Sybil Ludington Monument - Carmel
The Ride[edit]
Ludington's ride started at 9 P.M. and ended around dawn.[6] She rode 40 miles, more than twice the distance of Paul Revere, into the damp hours of darkness. She rode through Carmel on to Mahopac, thence to Kent Cliffs, from there to Farmers Mills and back home. She used a stick to prod her horse and knock on doors. She managed to defend herself against a highwayman with a long stick. When, soaked with rain and exhausted, she returned home, most of the 400 soldiers were ready to march.[7][8]
The men arrived too late to save Danbury, Connecticut. At the start of the Battle of Ridgefield, however, they were able to drive General William Tryon, then governor of the colony of New York, and his men, to Long Island Sound.[7][8]

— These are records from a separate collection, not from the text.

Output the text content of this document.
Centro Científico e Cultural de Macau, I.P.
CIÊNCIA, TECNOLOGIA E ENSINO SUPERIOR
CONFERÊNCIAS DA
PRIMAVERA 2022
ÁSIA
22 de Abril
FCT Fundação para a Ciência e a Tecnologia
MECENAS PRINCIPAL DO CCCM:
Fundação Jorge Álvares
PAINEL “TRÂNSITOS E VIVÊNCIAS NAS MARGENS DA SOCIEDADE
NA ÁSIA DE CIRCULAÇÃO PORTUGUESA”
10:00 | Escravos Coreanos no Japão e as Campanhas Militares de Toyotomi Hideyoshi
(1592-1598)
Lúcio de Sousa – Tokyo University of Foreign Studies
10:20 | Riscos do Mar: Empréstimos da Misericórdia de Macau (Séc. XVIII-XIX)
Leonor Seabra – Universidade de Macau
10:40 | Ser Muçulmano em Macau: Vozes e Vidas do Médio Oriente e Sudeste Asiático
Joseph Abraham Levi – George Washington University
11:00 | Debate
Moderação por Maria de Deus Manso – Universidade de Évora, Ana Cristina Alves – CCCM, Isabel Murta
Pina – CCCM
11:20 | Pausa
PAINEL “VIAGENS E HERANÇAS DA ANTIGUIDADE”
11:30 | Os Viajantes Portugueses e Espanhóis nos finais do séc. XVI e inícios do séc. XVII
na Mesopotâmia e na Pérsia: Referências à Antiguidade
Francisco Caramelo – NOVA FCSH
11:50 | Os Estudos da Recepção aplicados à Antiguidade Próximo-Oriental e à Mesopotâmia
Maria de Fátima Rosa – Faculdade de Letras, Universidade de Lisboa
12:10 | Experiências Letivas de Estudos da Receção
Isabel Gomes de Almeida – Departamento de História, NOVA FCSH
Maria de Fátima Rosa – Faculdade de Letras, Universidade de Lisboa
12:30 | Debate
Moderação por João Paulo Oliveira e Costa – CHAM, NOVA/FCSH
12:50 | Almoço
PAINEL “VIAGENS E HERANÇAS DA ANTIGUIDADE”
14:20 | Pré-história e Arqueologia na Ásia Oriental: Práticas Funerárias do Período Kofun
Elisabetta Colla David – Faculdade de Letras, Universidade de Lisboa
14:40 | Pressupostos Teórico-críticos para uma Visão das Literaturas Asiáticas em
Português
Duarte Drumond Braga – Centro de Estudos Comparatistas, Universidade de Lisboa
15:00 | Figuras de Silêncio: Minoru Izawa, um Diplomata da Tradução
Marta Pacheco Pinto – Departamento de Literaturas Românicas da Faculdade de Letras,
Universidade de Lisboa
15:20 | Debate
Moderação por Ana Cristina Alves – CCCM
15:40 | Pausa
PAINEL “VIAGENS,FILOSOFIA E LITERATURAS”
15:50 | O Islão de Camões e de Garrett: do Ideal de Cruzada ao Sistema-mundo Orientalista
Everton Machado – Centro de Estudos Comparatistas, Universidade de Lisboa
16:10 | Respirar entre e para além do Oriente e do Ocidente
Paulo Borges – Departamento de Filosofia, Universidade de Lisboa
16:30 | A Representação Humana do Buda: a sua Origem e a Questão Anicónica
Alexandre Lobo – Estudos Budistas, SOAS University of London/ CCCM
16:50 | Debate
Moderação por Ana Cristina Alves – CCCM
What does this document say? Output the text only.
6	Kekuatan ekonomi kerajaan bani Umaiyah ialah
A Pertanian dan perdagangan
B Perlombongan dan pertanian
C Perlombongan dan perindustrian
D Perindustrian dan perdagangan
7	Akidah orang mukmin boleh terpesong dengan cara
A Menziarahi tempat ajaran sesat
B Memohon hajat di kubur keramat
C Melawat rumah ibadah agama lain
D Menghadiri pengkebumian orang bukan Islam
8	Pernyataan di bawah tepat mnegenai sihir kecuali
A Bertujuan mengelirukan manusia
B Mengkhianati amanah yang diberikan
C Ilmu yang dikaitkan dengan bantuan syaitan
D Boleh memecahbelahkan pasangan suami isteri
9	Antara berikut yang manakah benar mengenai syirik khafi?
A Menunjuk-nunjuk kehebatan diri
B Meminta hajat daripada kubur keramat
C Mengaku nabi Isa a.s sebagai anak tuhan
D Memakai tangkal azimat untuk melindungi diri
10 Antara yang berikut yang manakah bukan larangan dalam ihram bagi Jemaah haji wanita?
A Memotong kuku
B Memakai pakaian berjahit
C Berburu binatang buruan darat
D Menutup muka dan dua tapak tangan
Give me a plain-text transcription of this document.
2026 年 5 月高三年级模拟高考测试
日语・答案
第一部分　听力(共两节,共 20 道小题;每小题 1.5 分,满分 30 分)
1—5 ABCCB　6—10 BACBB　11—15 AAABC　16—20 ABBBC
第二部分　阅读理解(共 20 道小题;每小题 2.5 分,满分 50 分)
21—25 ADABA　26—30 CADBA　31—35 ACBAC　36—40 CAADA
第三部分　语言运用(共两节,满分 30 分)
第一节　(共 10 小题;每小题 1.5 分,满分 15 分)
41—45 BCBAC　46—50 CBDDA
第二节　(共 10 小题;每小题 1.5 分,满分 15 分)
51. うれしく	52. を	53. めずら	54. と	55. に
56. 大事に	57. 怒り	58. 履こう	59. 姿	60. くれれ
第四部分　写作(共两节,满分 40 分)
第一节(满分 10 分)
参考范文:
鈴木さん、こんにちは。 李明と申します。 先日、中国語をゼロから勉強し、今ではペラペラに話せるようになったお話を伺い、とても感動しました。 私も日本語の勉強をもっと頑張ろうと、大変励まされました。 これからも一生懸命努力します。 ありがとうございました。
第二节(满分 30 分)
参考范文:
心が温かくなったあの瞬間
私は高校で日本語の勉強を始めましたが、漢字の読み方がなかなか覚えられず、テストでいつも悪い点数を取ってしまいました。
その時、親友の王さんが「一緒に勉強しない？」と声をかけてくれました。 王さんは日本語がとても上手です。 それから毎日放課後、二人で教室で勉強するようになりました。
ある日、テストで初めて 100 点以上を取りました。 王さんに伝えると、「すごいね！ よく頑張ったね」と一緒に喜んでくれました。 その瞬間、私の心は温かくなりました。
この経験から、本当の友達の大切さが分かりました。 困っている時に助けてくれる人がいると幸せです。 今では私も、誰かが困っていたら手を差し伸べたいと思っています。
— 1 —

Sybil was congratulated for her heroism by friends and neighbors and also by General George Washington.[7][9][10][11][12] [13][14][15][16]
After the war, in 1784, "when she was twenty-three years old, Sybil Ludington married Edmond Ogden, with whom she had one child and named him Henry. Edmond was a farmer and innkeeper, according to various reports. In 1792 Sybil settled with her husband and Henry (their son) in Catskill, where they lived until her death on February 26, 1839, at the age of 77. She was buried near her father in the Patterson Presbyterian Cemetery in Patterson, New York.[6] Her tombstone, at right, shows a different spelling of her first name.
In 1935 New York State erected a number of markers along her route. A statue of Sybil, sculpted by Anna Hyatt Huntington, was erected near Carmel, New York, in 1961 to commemorate her ride. Smaller versions[17] of the statue exist on the grounds of the Daughters of the American Revolution Headquarters in Washington, DC; on the grounds of the public library, Danbury, Connecticut; and in the Elliot and Rosemary Offner museum at Brookgreen Gardens, Murrells Inlet, South Carolina.